Apparently, people also got rich by piracy, smuggling and subjugating the agricultural workforce, but sheep make for a better subject for a picture in a window.
Today if you want to get rich on North Norfolk you, as far as I can determine, paint your food stall or café that blue/green sedge colour that everyone round here is nuts for, write the word ‘jus’ after every dish on your menu, and charge a fortune.  By the way, ‘locally sourced’ does not, as far as I am aware, mean obtained at the big Tesco in Hunstanton.
But there is still wool here.  Not so much for the sheep, who are pastured in the salt marshes with a view to becoming essentially self-seasoning main courses, but from the llamas.  OK, so there are only half a dozen of them in a field in Wells, but they do make a sight.
Christ alone knows what they make of Wells.  You don’t get much more sea-level than North Norfolk and for an animal used to living at altitude, like athletes in training or chalet maids, it must be something of a surprise to breath the fragrant air of the coast.  Not that they seem to mind.  In fact they don’t seem to mind anything.  Not even people taking pictures of them.

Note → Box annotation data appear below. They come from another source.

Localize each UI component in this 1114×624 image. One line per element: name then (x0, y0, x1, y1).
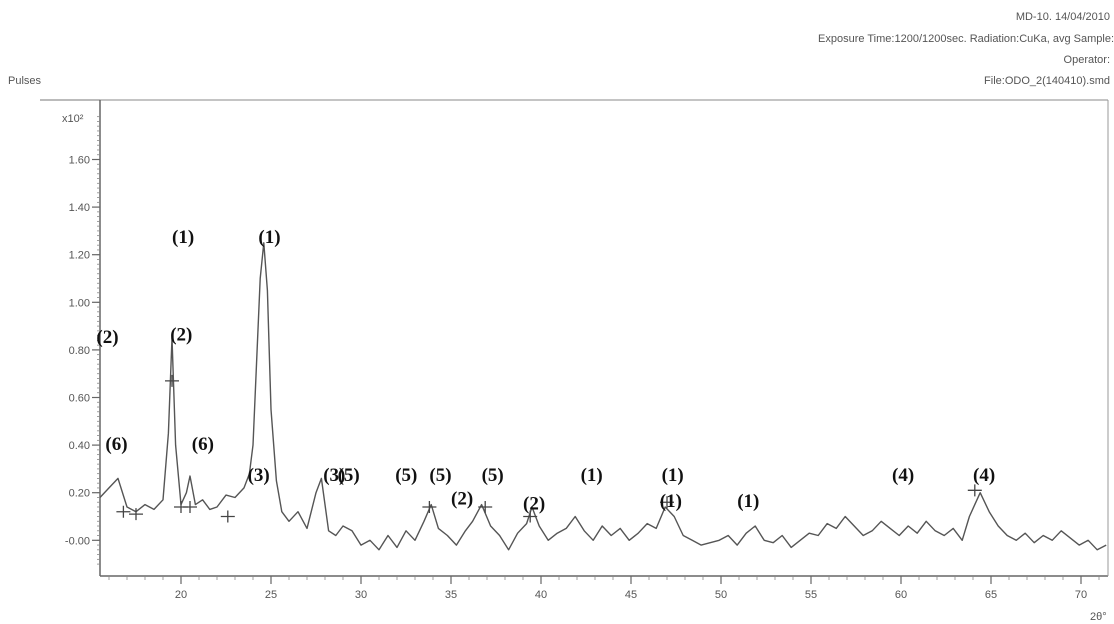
peak-marker (422, 500, 437, 513)
x-tick-label: 50 (715, 589, 727, 601)
peak-label: (1) (660, 491, 682, 512)
y-tick-label: 0.40 (69, 440, 90, 452)
x-tick-label: 30 (355, 589, 367, 601)
peak-marker (183, 500, 197, 513)
x-tick-label: 45 (625, 589, 637, 601)
peak-marker (660, 496, 674, 509)
header-line-3: Operator: (1064, 54, 1110, 66)
y-tick-label: -0.00 (65, 535, 90, 547)
diffraction-pattern-line (99, 242, 1107, 551)
y-tick-label: 0.60 (69, 393, 90, 405)
peak-label: (2) (96, 327, 118, 348)
peak-label: (6) (105, 434, 127, 455)
y-tick-label: 1.20 (69, 250, 90, 262)
peak-label: (1) (581, 465, 603, 486)
header-line-1: MD-10. 14/04/2010 (1016, 11, 1110, 23)
peak-label: (2) (451, 489, 473, 510)
peak-label: (2) (523, 493, 545, 514)
peak-label: (6) (192, 434, 214, 455)
x-tick-label: 20 (175, 589, 187, 601)
peak-label: (1) (662, 465, 684, 486)
x-tick-label: 65 (985, 589, 997, 601)
y-tick-label: 1.40 (69, 202, 90, 214)
peak-marker (116, 505, 131, 518)
header-line-2: Exposure Time:1200/1200sec. Radiation:Cu… (818, 33, 1114, 45)
peak-label: (2) (170, 324, 192, 345)
peak-marker (967, 484, 982, 497)
y-tick-label: 1.00 (69, 297, 90, 309)
peak-marker (220, 510, 235, 523)
x-tick-label: 60 (895, 589, 907, 601)
peak-label: (5) (338, 465, 360, 486)
peak-label: (1) (258, 227, 280, 248)
header-line-4: File:ODO_2(140410).smd (984, 75, 1110, 87)
peak-label: (3) (323, 465, 345, 486)
peak-marker (478, 500, 493, 513)
y-multiplier-label: x10² (62, 113, 84, 125)
y-tick-label: 0.20 (69, 488, 90, 500)
x-tick-label: 55 (805, 589, 817, 601)
peak-label: (4) (892, 465, 914, 486)
peak-label: (1) (172, 227, 194, 248)
x-tick-label: 70 (1075, 589, 1087, 601)
peak-label: (5) (482, 465, 504, 486)
x-tick-label: 25 (265, 589, 277, 601)
y-tick-label: 1.60 (69, 155, 90, 167)
y-tick-label: 0.80 (69, 345, 90, 357)
x-tick-label: 35 (445, 589, 457, 601)
y-axis-label: Pulses (8, 75, 42, 87)
peak-label: (5) (395, 465, 417, 486)
peak-label: (5) (429, 465, 451, 486)
peak-marker (129, 508, 143, 521)
peak-label: (1) (737, 491, 759, 512)
plot-area: -0.00 0.20 0.40 0.60 0.80 1.00 1.20 1.40 1.60 20 2… (40, 99, 1109, 601)
peak-label: (4) (973, 465, 995, 486)
peak-label: (3) (248, 465, 270, 486)
x-tick-label: 40 (535, 589, 547, 601)
peak-marker (523, 510, 538, 523)
x-axis-label: 2θ° (1090, 611, 1107, 623)
peak-marker (165, 374, 179, 387)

I’m not a huge fan of wildlife photography.  I can barely get friends or family to sit still long enough to take a photograph, and have no patience, so my snapshots of wildlife essentially consists of animals wandering away disinterestedly (although, oddly, one of my photographs was once used in a book about animals, so it just goes to show there’s a market for everything, even pictures of shy pigs).
That said, I enjoy the llamas of Wells-next-the-Sea.  Watching their owner (or a really, really confident looking rustler) walking them along the pavement is a joy to behold.  And it’s lovely to see an elegant creature up close, and downwind.